853 Views Asked by At

I'm currently studying Monte Carlo sampling, referencing Veach's "Robust Monte Carlo Methods for Light Transport Simulation".

On page 63, he writes:

The idea of Monte Carlo integration is to evaluate the integral

$I = \int_{\Omega}f(x)d\mu(x) $

using random sampling. In its basic form, this is done by independently sampling $N$ points $X_1, ..., X_N$ according to some convenient density function $p$, and then computing the estimate

$F_N = \frac{1}{N}\sum_{i=1}^{N}\frac{f(X_i)}{p(X_i)}$

I've been playing around with this, and I understand the the technique when using uniform sampling on arbitrary domains $\Omega=[a, b]$, where $p(X_i) = \frac{1}{b-a}$. I've written a small python test program and it seems to work well.

However, I'm confused by his statement regarding "independently sampling $N$ points $X_1, ..., X_N$ according to some convenient density function $p$".

I'm assuming this means I can choose any arbitrary probability density function I want for $p(X_i)$?

As a simple test, I chose the Gaussian distribution $N(0.5, 0.15)$ to get a PDF centered at $0.5$ and roughly fitted to the interval $[0,1]$. To me, this seems "convenient".

I'm trying to apply the formula by drawing samples $X_i$ using this PDF, and for each iteration of the summation I can evaluate the integrand at each sample as $f(X_i)$, and divide by the probability $p(X_i)$ of each chosen sample.

For simplicity, I'm attempting to integrate trivial functions such as $f(x) = 1$, and $f(x) = x$ etc.

However, this does not seem to work at all, and I get values significantly different from the true value of the integral (eg. we expect $\int_{0}^{1}1 = 1$, $\int_{0}^{1}x = 0.5$), even with large samples sizes of $N = 100,000$ etc. The values I get are off by ~1, and vary noticeably between runs.

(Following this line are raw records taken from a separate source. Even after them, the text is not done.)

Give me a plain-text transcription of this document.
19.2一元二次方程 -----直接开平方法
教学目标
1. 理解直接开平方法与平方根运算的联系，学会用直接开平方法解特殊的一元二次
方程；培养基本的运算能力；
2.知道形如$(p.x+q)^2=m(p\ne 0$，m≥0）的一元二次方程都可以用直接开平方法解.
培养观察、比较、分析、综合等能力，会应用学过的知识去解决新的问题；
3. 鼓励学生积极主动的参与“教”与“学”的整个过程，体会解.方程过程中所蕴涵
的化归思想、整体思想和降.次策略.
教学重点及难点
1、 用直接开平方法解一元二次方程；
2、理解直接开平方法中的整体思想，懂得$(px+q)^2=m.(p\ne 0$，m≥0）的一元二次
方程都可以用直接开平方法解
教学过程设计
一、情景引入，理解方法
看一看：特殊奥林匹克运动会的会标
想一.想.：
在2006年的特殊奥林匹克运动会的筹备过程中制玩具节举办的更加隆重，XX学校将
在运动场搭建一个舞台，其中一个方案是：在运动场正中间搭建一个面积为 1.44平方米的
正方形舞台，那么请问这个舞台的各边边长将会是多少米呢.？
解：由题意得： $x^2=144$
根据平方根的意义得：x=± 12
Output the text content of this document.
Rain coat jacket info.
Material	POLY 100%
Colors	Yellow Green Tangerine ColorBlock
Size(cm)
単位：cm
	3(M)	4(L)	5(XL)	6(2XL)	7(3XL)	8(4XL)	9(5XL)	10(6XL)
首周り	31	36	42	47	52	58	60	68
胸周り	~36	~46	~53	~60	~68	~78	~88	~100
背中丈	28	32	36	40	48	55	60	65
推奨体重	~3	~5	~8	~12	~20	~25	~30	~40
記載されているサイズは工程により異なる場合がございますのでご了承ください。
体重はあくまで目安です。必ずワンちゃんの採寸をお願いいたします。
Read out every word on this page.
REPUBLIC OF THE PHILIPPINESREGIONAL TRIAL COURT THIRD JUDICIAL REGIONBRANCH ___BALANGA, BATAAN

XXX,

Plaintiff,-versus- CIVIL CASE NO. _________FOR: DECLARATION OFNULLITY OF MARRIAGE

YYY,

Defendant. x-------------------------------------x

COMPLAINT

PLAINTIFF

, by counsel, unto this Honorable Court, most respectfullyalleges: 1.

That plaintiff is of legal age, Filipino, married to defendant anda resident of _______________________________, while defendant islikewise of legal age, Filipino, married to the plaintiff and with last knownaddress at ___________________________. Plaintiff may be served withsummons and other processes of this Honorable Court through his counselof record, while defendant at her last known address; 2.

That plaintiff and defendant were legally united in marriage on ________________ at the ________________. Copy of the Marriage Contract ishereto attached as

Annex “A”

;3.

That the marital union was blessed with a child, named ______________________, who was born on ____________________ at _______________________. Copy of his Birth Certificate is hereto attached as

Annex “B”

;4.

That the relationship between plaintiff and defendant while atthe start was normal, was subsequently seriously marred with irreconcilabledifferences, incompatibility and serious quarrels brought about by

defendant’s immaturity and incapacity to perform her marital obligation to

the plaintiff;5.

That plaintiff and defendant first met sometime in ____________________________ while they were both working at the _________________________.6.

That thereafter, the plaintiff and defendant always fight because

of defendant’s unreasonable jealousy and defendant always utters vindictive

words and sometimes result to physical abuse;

I suspect 1 of 2 things: either MC integration of this form requires uniform sampling, or I'm misunderstanding something... I'd appreciate any insights you may have!

1

There are 1 best solutions below

1
On

For example, to compute $\int_0^2f(x)\,\mathrm dx$ you might compute $\int_0^1f(x)\,\mathrm dx$ with $1000$ samples and spearately compute $\int_1^2f(x)\,\mathrm dx$ with $2000$ samples (because the function is "wilder" over that interval and needs more sample for an equally reliable result) and add the parts. This is equivalent to making $3000$ samples over the original interval $[0,2]$ but weighting the samples differently, namely assign twice the weight to those samples in the subinterval with half the probability density (which also means that the weighted number of samples becomes $\sim 4000$). Taking this further, you can use any other nice probability density and the induced weighting by the reciprocal of the density.